In my career I have worked with many children from diverse backgrounds but those that stand out from most are the ones that have been emotionally deprived at home.  Research has shown that these children not only have poor relationship/social skills but also are more likely to develop mental health problems than other children with a more balanced emotional life at home.

So it is not surprising that I have read this week that 70 per cent of our police officers believe that emotional cruelty to children should become a criminal offence.

Children not legally protect in the same way as adults
Whilst there are many laws for the protection of children against physical abuse, experts assert that children do not have the same level of protection from harm in terms of emotional abuse as adults. The law related to domestic violence changed last March to encompass such types of emotional abuse as isolation and intimidation but only for adults.

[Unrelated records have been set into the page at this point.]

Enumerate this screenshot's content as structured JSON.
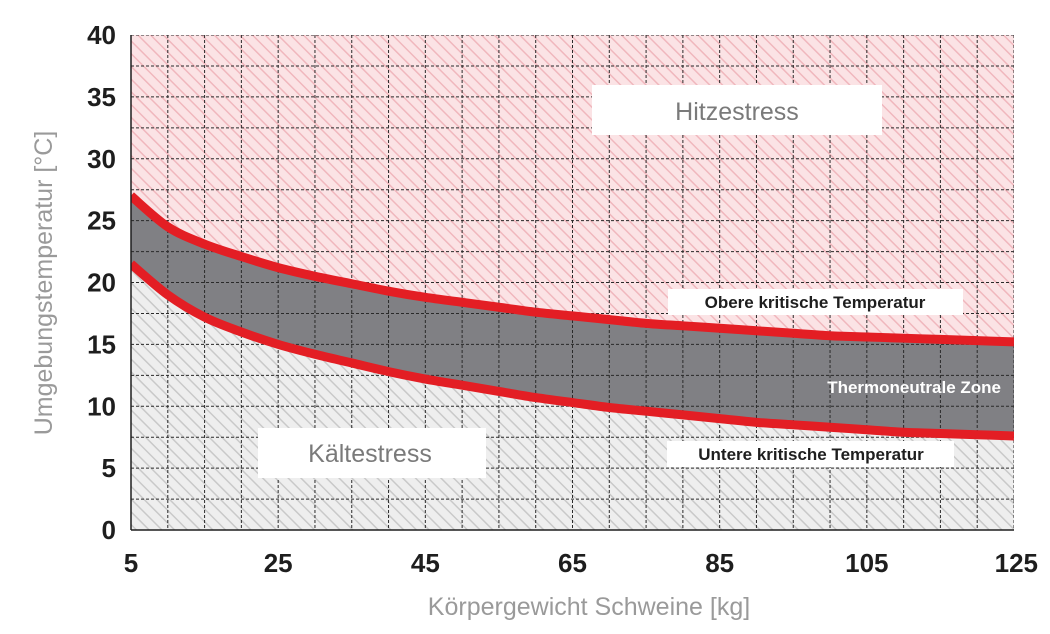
{
  "chart_data": {
    "type": "area",
    "xlabel": "Körpergewicht Schweine [kg]",
    "ylabel": "Umgebungstemperatur [°C]",
    "xlim": [
      5,
      125
    ],
    "ylim": [
      0,
      40
    ],
    "x_ticks": [
      5,
      25,
      45,
      65,
      85,
      105,
      125
    ],
    "y_ticks": [
      0,
      5,
      10,
      15,
      20,
      25,
      30,
      35,
      40
    ],
    "grid": true,
    "x": [
      5,
      10,
      15,
      20,
      25,
      30,
      35,
      40,
      45,
      50,
      55,
      60,
      65,
      70,
      75,
      80,
      85,
      90,
      95,
      100,
      105,
      110,
      115,
      120,
      125
    ],
    "series": [
      {
        "name": "Obere kritische Temperatur",
        "color": "#e31e24",
        "values": [
          27.0,
          24.5,
          23.1,
          22.1,
          21.2,
          20.5,
          19.9,
          19.3,
          18.8,
          18.4,
          18.0,
          17.6,
          17.3,
          17.0,
          16.7,
          16.5,
          16.3,
          16.1,
          15.9,
          15.7,
          15.6,
          15.5,
          15.4,
          15.3,
          15.2
        ]
      },
      {
        "name": "Untere kritische Temperatur",
        "color": "#e31e24",
        "values": [
          21.5,
          19.0,
          17.2,
          16.0,
          15.0,
          14.2,
          13.5,
          12.8,
          12.2,
          11.7,
          11.2,
          10.7,
          10.3,
          9.9,
          9.6,
          9.3,
          9.0,
          8.7,
          8.5,
          8.3,
          8.1,
          7.9,
          7.8,
          7.7,
          7.6
        ]
      }
    ],
    "regions": [
      {
        "name": "Hitzestress",
        "color": "#f7d4d8"
      },
      {
        "name": "Thermoneutrale Zone",
        "color": "#808084"
      },
      {
        "name": "Kältestress",
        "color": "#d8d8d8"
      }
    ],
    "annotations": {
      "upper_curve": "Obere kritische Temperatur",
      "lower_curve": "Untere kritische Temperatur",
      "band": "Thermoneutrale Zone",
      "heat_zone": "Hitzestress",
      "cold_zone": "Kältestress"
    }
  }
}
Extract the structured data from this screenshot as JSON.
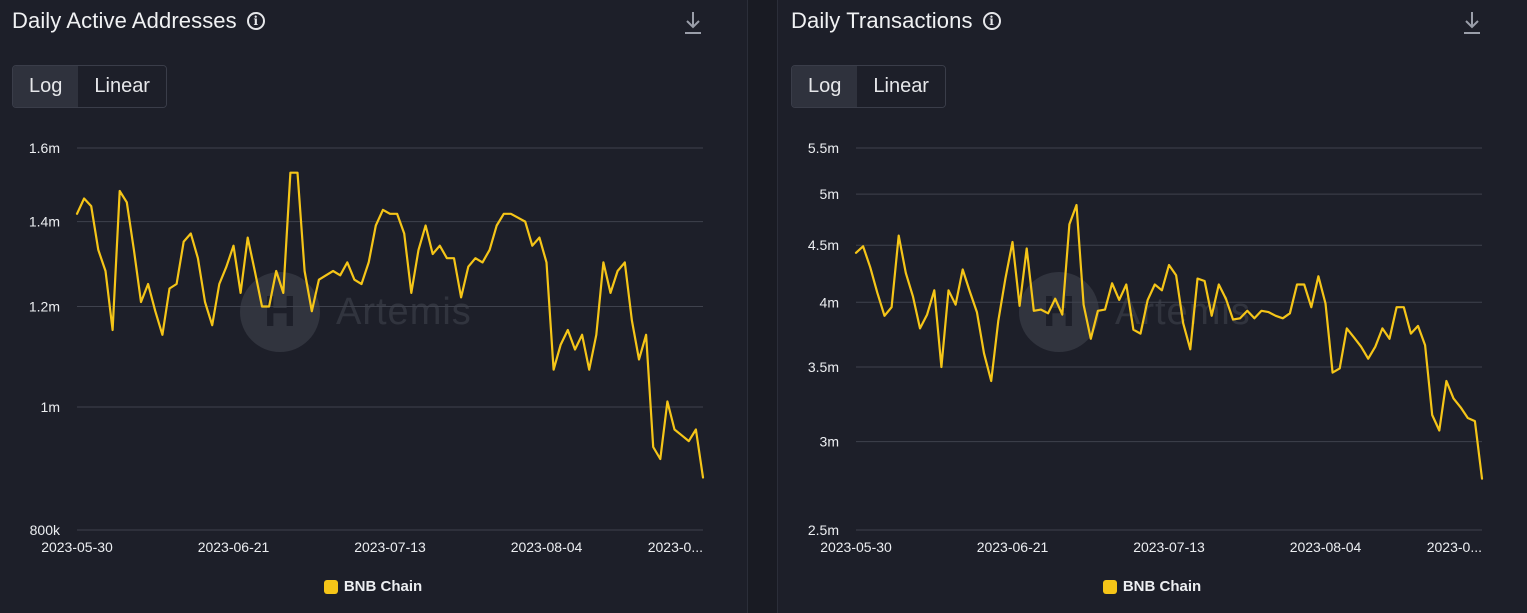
{
  "colors": {
    "series": "#f5c518",
    "grid": "#3f424d",
    "background": "#1d1f29"
  },
  "panels": [
    {
      "title": "Daily Active Addresses",
      "info_icon": "info-icon",
      "download_icon": "download-icon",
      "scale_toggle": {
        "options": [
          "Log",
          "Linear"
        ],
        "selected": "Log"
      },
      "watermark": "Artemis",
      "legend": {
        "label": "BNB Chain",
        "color": "#f5c518"
      }
    },
    {
      "title": "Daily Transactions",
      "info_icon": "info-icon",
      "download_icon": "download-icon",
      "scale_toggle": {
        "options": [
          "Log",
          "Linear"
        ],
        "selected": "Log"
      },
      "watermark": "Artemis",
      "legend": {
        "label": "BNB Chain",
        "color": "#f5c518"
      }
    }
  ],
  "chart_data": [
    {
      "type": "line",
      "title": "Daily Active Addresses",
      "scale": "log",
      "ylim": [
        800000,
        1600000
      ],
      "y_ticks": [
        {
          "value": 800000,
          "label": "800k"
        },
        {
          "value": 1000000,
          "label": "1m"
        },
        {
          "value": 1200000,
          "label": "1.2m"
        },
        {
          "value": 1400000,
          "label": "1.4m"
        },
        {
          "value": 1600000,
          "label": "1.6m"
        }
      ],
      "x_start": "2023-05-30",
      "x_ticks": [
        {
          "index": 0,
          "label": "2023-05-30"
        },
        {
          "index": 22,
          "label": "2023-06-21"
        },
        {
          "index": 44,
          "label": "2023-07-13"
        },
        {
          "index": 66,
          "label": "2023-08-04"
        },
        {
          "index": 88,
          "label": "2023-0..."
        }
      ],
      "grid": true,
      "legend_position": "bottom-center",
      "series": [
        {
          "name": "BNB Chain",
          "color": "#f5c518",
          "values": [
            1420000,
            1460000,
            1440000,
            1330000,
            1280000,
            1150000,
            1480000,
            1450000,
            1330000,
            1210000,
            1250000,
            1190000,
            1140000,
            1240000,
            1250000,
            1350000,
            1370000,
            1310000,
            1210000,
            1160000,
            1250000,
            1290000,
            1340000,
            1230000,
            1360000,
            1280000,
            1200000,
            1200000,
            1280000,
            1230000,
            1530000,
            1530000,
            1280000,
            1190000,
            1260000,
            1270000,
            1280000,
            1270000,
            1300000,
            1260000,
            1250000,
            1300000,
            1390000,
            1430000,
            1420000,
            1420000,
            1370000,
            1230000,
            1330000,
            1390000,
            1320000,
            1340000,
            1310000,
            1310000,
            1220000,
            1290000,
            1310000,
            1300000,
            1330000,
            1390000,
            1420000,
            1420000,
            1410000,
            1400000,
            1340000,
            1360000,
            1300000,
            1070000,
            1120000,
            1150000,
            1110000,
            1140000,
            1070000,
            1140000,
            1300000,
            1230000,
            1280000,
            1300000,
            1170000,
            1090000,
            1140000,
            930000,
            910000,
            1010000,
            960000,
            950000,
            940000,
            960000,
            880000
          ]
        }
      ]
    },
    {
      "type": "line",
      "title": "Daily Transactions",
      "scale": "log",
      "ylim": [
        2500000,
        5500000
      ],
      "y_ticks": [
        {
          "value": 2500000,
          "label": "2.5m"
        },
        {
          "value": 3000000,
          "label": "3m"
        },
        {
          "value": 3500000,
          "label": "3.5m"
        },
        {
          "value": 4000000,
          "label": "4m"
        },
        {
          "value": 4500000,
          "label": "4.5m"
        },
        {
          "value": 5000000,
          "label": "5m"
        },
        {
          "value": 5500000,
          "label": "5.5m"
        }
      ],
      "x_start": "2023-05-30",
      "x_ticks": [
        {
          "index": 0,
          "label": "2023-05-30"
        },
        {
          "index": 22,
          "label": "2023-06-21"
        },
        {
          "index": 44,
          "label": "2023-07-13"
        },
        {
          "index": 66,
          "label": "2023-08-04"
        },
        {
          "index": 88,
          "label": "2023-0..."
        }
      ],
      "grid": true,
      "legend_position": "bottom-center",
      "series": [
        {
          "name": "BNB Chain",
          "color": "#f5c518",
          "values": [
            4430000,
            4490000,
            4300000,
            4080000,
            3890000,
            3960000,
            4590000,
            4250000,
            4050000,
            3790000,
            3900000,
            4100000,
            3500000,
            4100000,
            3980000,
            4280000,
            4090000,
            3920000,
            3600000,
            3400000,
            3850000,
            4200000,
            4530000,
            3970000,
            4470000,
            3930000,
            3940000,
            3910000,
            4030000,
            3900000,
            4700000,
            4890000,
            3980000,
            3710000,
            3930000,
            3940000,
            4160000,
            4020000,
            4150000,
            3780000,
            3750000,
            4020000,
            4150000,
            4100000,
            4320000,
            4230000,
            3830000,
            3630000,
            4200000,
            4180000,
            3890000,
            4150000,
            4030000,
            3860000,
            3870000,
            3930000,
            3870000,
            3930000,
            3920000,
            3890000,
            3870000,
            3910000,
            4150000,
            4150000,
            3960000,
            4220000,
            3990000,
            3460000,
            3490000,
            3790000,
            3720000,
            3650000,
            3560000,
            3650000,
            3790000,
            3710000,
            3960000,
            3960000,
            3750000,
            3810000,
            3660000,
            3170000,
            3070000,
            3400000,
            3280000,
            3220000,
            3150000,
            3130000,
            2780000
          ]
        }
      ]
    }
  ]
}
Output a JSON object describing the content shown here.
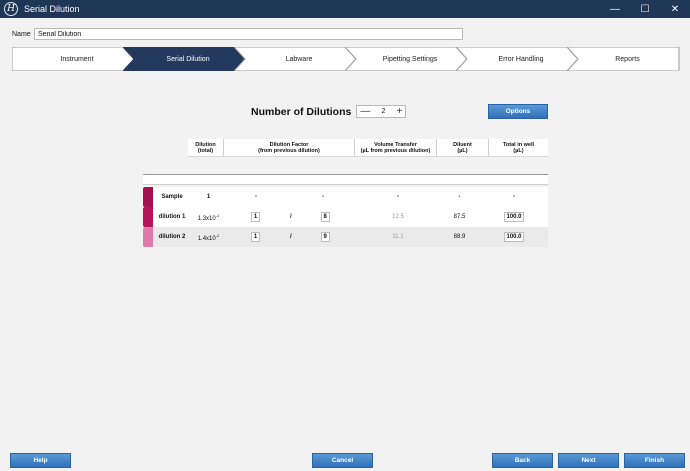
{
  "window": {
    "title": "Serial Dilution",
    "logo_letter": "H",
    "minimize": "—",
    "maximize": "☐",
    "close": "✕"
  },
  "name_field": {
    "label": "Name",
    "value": "Serial Dilution"
  },
  "steps": [
    {
      "label": "Instrument",
      "active": false
    },
    {
      "label": "Serial Dilution",
      "active": true
    },
    {
      "label": "Labware",
      "active": false
    },
    {
      "label": "Pipetting Settings",
      "active": false
    },
    {
      "label": "Error Handling",
      "active": false
    },
    {
      "label": "Reports",
      "active": false
    }
  ],
  "dilutions": {
    "title": "Number of Dilutions",
    "count": "2",
    "minus": "—",
    "plus": "+",
    "options_label": "Options"
  },
  "table": {
    "headers": {
      "dilution": [
        "Dilution",
        "(total)"
      ],
      "factor": [
        "Dilution Factor",
        "(from previous dilution)"
      ],
      "volume": [
        "Volume Transfer",
        "(µL from previous dilution)"
      ],
      "diluent": [
        "Diluent",
        "(µL)"
      ],
      "total": [
        "Total in well",
        "(µL)"
      ]
    },
    "rows": [
      {
        "name": "Sample",
        "total": "1",
        "factor_a": "-",
        "factor_b": "-",
        "volume": "-",
        "diluent": "-",
        "well": "-",
        "color": "#a5104f"
      },
      {
        "name": "dilution 1",
        "total_base": "1.3x10",
        "total_exp": "-1",
        "factor_a": "1",
        "slash": "/",
        "factor_b": "8",
        "volume": "12.5",
        "diluent": "87.5",
        "well": "100.0",
        "color": "#b8125a"
      },
      {
        "name": "dilution 2",
        "total_base": "1.4x10",
        "total_exp": "-2",
        "factor_a": "1",
        "slash": "/",
        "factor_b": "9",
        "volume": "11.1",
        "diluent": "88.9",
        "well": "100.0",
        "color": "#e07aac"
      }
    ]
  },
  "buttons": {
    "help": "Help",
    "cancel": "Cancel",
    "back": "Back",
    "next": "Next",
    "finish": "Finish"
  },
  "colors": {
    "titlebar": "#1f3656",
    "active_step": "#233a5e",
    "button": "#3f84c8"
  }
}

Currently emotional neglect toward children is not included in the legal definition of child neglect and today the matter will be debated in Parliament.  A letter demanding a review of the law addressed to the Ministry of Justice has been signed by In excess of 80 Members of Parliament from all political parties.  An alternative law to resolve the gap in existing legislation has been draw up by Mark Williams, a liberal democrat MP, and Action for Children.

7 in 10 police officers feel law related to emotional abuse of children should change
A poll conducted by YouGov of some 200 police officers in England and Wales revealed that 7 in 10 officers felt the law should be changed, with just 5 percent thinking the law should remain unchanged.  25 per cent were not sure.

Children who are used as scapegoats, humiliated, the subject of punishment that is designed to degrade or witness to domestic violence are all exposed to emotional neglect; treatment that all too often leads to problems with social interactions and mental health issues.

There are certain sections in The Children and Young Persons Act is which date back as far as 1868 so it is well overdue for an update according to experts.

Emotional abuse of children 20 percent higher in referrals
Government statistics show that the most common cause for children being referred to child protection services is neglect; and emotional abuse is 20 percent more common in these referrals than physical abuse.  Changes in legislation would mean that the same definition of neglect would apply to Government and social workers as well as judges and the police.

Whilst it is currently possible to prosecute for “emotional abuse” under existing criminal law, Damien Green, Justice Minister stated that it was necessary to ensure that “the law in this important area is fit for purpose.”